The goal of this assignment is to give you experience using probability distributions in a regression analysis. You will also obtain more experience using R Markdown. You will want to read the document Probability Distributions in Regression:

In this assignment, you will use the data from the file evaluations.csv to explain variation in students’ course ratings.

Instructions

Create an R Markdown document to respond to Questions 1–10 below. For each question, specify the question number (e.g., Question 2) using a level-2 (or smaller) header.

Submit both the RMD and knitted HTML file. This assignment is worth 15 points.


Part I: Model-Level Inference

Fit a regression model that uses professor’s beauty rating, professor’s age, and professor’s sex to explain variation in course ratings. Do not trim this model; leave all predictors in the model whether they are statistically significant or not.

  1. Write the equations (using mathematical notation) to compute the sum of squared model and sum of squared error in a single equation environment. Each equation should be on a separate line in the environment.

  2. Use the partitioning from Question #1 to compute the mean squares for the model and error. Show the syntax you used to compute these values along with your output. Indicate which mean square is being computed by commenting the syntax.

  3. Compute the observed F-statistic. Use an inline code chunk to present this in a sentence; “The observed F-statistic is [insert R chunk]”

  4. Use the cumulative density functionality in R to find the p-value to test the null hypothesis \(H_0:\rho^2=0\) using the observed F-value you computed in Question #3. Show your syntax and output.

  5. Create an ANOVA table that gives the model and error partitioning for the sum of squares and degrees of freedom. Also include the mean squares, the F-statistic and the p-value. Use kable() to make this table look good. The formatting of this table will look similar to the output from the anova() function, except the partitioning will only be between model and error. (Hint: Try the tidy_anova() function from the {educate} package with the argument model=TRUE.)


Part II: Coefficient-Level Inference

For all of the questions in Part II, use the partial effect of age from the fitted model.
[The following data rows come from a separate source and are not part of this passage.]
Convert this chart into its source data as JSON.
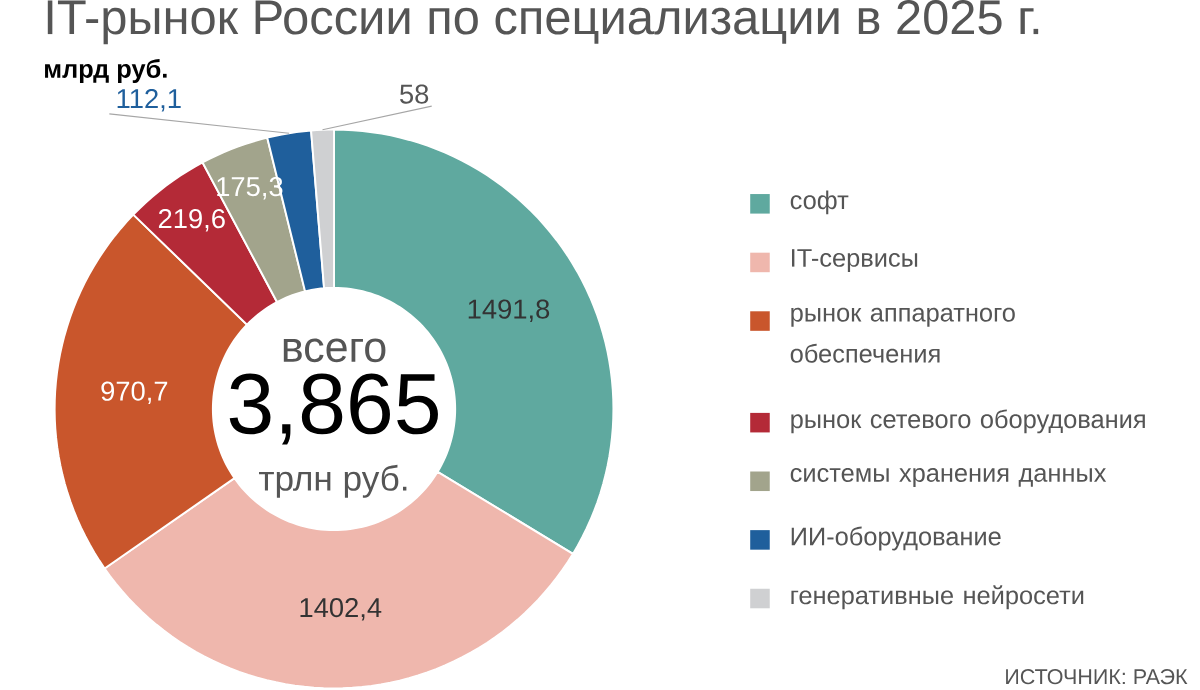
{
  "chart_data": {
    "type": "donut",
    "title": "IT-рынок России по специализации в 2025 г.",
    "subtitle": "млрд руб.",
    "categories": [
      "софт",
      "IT-сервисы",
      "рынок аппаратного обеспечения",
      "рынок сетевого оборудования",
      "системы хранения данных",
      "ИИ-оборудование",
      "генеративные нейросети"
    ],
    "values": [
      1491.8,
      1402.4,
      970.7,
      219.6,
      175.3,
      112.1,
      58
    ],
    "value_labels": [
      "1491,8",
      "1402,4",
      "970,7",
      "219,6",
      "175,3",
      "112,1",
      "58"
    ],
    "colors": [
      "#5fa99f",
      "#efb7ad",
      "#c9562c",
      "#b42a37",
      "#a2a48c",
      "#1f5f9c",
      "#cfd0d2"
    ],
    "legend": "right",
    "annotations": [
      "всего",
      "3,865",
      "трлн руб.",
      "ИСТОЧНИК: РАЭК"
    ]
  }
}
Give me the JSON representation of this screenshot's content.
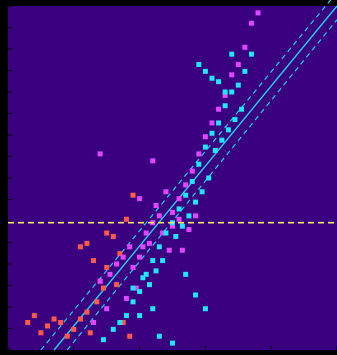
{
  "chart_data": {
    "type": "scatter",
    "title": "",
    "xlabel": "",
    "ylabel": "",
    "xlim": [
      0,
      100
    ],
    "ylim": [
      0,
      100
    ],
    "grid": false,
    "colors": {
      "background": "#000000",
      "plot_background": "#3b0080",
      "axis": "#000000",
      "tick": "#000000",
      "fit_line": "#22d3ee",
      "hline": "#f5e663"
    },
    "reference_line": {
      "orientation": "horizontal",
      "y": 37,
      "style": "dashed"
    },
    "fit": {
      "line": [
        [
          14,
          0
        ],
        [
          100,
          100
        ]
      ],
      "upper": [
        [
          10,
          0
        ],
        [
          100,
          104
        ]
      ],
      "lower": [
        [
          18,
          0
        ],
        [
          100,
          96
        ]
      ],
      "style_band": "dashed"
    },
    "series": [
      {
        "color": "#ff5a4a",
        "points": [
          [
            6,
            8
          ],
          [
            8,
            10
          ],
          [
            10,
            5
          ],
          [
            12,
            7
          ],
          [
            14,
            9
          ],
          [
            16,
            8
          ],
          [
            18,
            4
          ],
          [
            20,
            6
          ],
          [
            22,
            9
          ],
          [
            24,
            11
          ],
          [
            25,
            5
          ],
          [
            27,
            14
          ],
          [
            28,
            20
          ],
          [
            30,
            24
          ],
          [
            26,
            26
          ],
          [
            24,
            31
          ],
          [
            22,
            30
          ],
          [
            30,
            34
          ],
          [
            32,
            33
          ],
          [
            34,
            28
          ],
          [
            35,
            8
          ],
          [
            37,
            4
          ],
          [
            33,
            19
          ],
          [
            29,
            18
          ],
          [
            36,
            38
          ],
          [
            38,
            45
          ]
        ]
      },
      {
        "color": "#e046ff",
        "points": [
          [
            26,
            8
          ],
          [
            28,
            20
          ],
          [
            31,
            22
          ],
          [
            33,
            25
          ],
          [
            35,
            27
          ],
          [
            37,
            30
          ],
          [
            38,
            24
          ],
          [
            39,
            18
          ],
          [
            41,
            30
          ],
          [
            42,
            34
          ],
          [
            44,
            37
          ],
          [
            45,
            42
          ],
          [
            46,
            39
          ],
          [
            48,
            46
          ],
          [
            50,
            40
          ],
          [
            52,
            44
          ],
          [
            54,
            48
          ],
          [
            56,
            52
          ],
          [
            58,
            57
          ],
          [
            60,
            62
          ],
          [
            62,
            66
          ],
          [
            64,
            70
          ],
          [
            66,
            74
          ],
          [
            68,
            80
          ],
          [
            70,
            83
          ],
          [
            72,
            88
          ],
          [
            74,
            95
          ],
          [
            76,
            98
          ],
          [
            40,
            27
          ],
          [
            43,
            31
          ],
          [
            47,
            34
          ],
          [
            50,
            36
          ],
          [
            52,
            38
          ],
          [
            55,
            35
          ],
          [
            57,
            39
          ],
          [
            53,
            29
          ],
          [
            49,
            29
          ],
          [
            36,
            15
          ],
          [
            30,
            12
          ],
          [
            28,
            57
          ],
          [
            44,
            55
          ],
          [
            40,
            44
          ]
        ]
      },
      {
        "color": "#1ee7ff",
        "points": [
          [
            29,
            3
          ],
          [
            32,
            6
          ],
          [
            34,
            8
          ],
          [
            36,
            10
          ],
          [
            38,
            14
          ],
          [
            40,
            17
          ],
          [
            42,
            22
          ],
          [
            44,
            26
          ],
          [
            46,
            30
          ],
          [
            48,
            34
          ],
          [
            50,
            37
          ],
          [
            52,
            41
          ],
          [
            54,
            45
          ],
          [
            56,
            49
          ],
          [
            58,
            54
          ],
          [
            60,
            59
          ],
          [
            62,
            63
          ],
          [
            64,
            66
          ],
          [
            66,
            71
          ],
          [
            68,
            75
          ],
          [
            70,
            77
          ],
          [
            72,
            81
          ],
          [
            74,
            86
          ],
          [
            38,
            18
          ],
          [
            41,
            21
          ],
          [
            43,
            19
          ],
          [
            45,
            23
          ],
          [
            47,
            26
          ],
          [
            51,
            33
          ],
          [
            53,
            36
          ],
          [
            55,
            39
          ],
          [
            57,
            43
          ],
          [
            59,
            46
          ],
          [
            61,
            50
          ],
          [
            63,
            58
          ],
          [
            65,
            61
          ],
          [
            67,
            64
          ],
          [
            69,
            67
          ],
          [
            71,
            70
          ],
          [
            54,
            22
          ],
          [
            57,
            16
          ],
          [
            60,
            12
          ],
          [
            46,
            4
          ],
          [
            50,
            2
          ],
          [
            40,
            10
          ],
          [
            44,
            12
          ],
          [
            58,
            83
          ],
          [
            60,
            81
          ],
          [
            62,
            79
          ],
          [
            64,
            78
          ],
          [
            66,
            75
          ],
          [
            68,
            86
          ]
        ]
      }
    ]
  }
}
  1. Compute the observed t-statistic associated with the partial effect of age. Show your work via syntax.

  2. Use the cumulative density function to find the p-value to test the hypothesis that \(H_0:\beta_{\mathrm{Age}}=0\) using the observed t-value you computed in Question #6. Show your work/syntax.

  3. Create a plot of the probability density function of the t-distribution you used in Question #7. Also shade the cumulative density associated with the p-value under this distribution. (Hint: This should look similar to Figure 4.3 in the Probability Distributions unit notes.) Only show the plot; do not show the syntax used to create it. (2pts.)

  4. Compute the \(t^{*}\) value that would be used to compute the 99% confidence interval for the effect of age. Show your work.

  5. Use the value you computed in Question #9 to compute the 99% confidence interval for the effect of age. Show your work.


Part III: Rock a Personal Website

  1. Create a personal website. Make it public. And share the URL with Andy. (Each person in your group will have to do this. Hard to have a “personal” website that is for the group. 😃) You can submit this URL anytime during the semester. (3pts.)

Your website doesn’t have to be fancy. You can always make it spiffy later. Start small and add to it throughout your graduate career. It is a great place to share your work and writing a blog helps improve your writing.

One of the simplest ways to do this with R is with the Distill and Postcards packages. Here is a tutorial. Allison Hill has made a YouTube video walking through this process and also for serving it on Netlify. (She also has several other tutorials for using blogdown, bookdown, etc. on her YouTube channel.)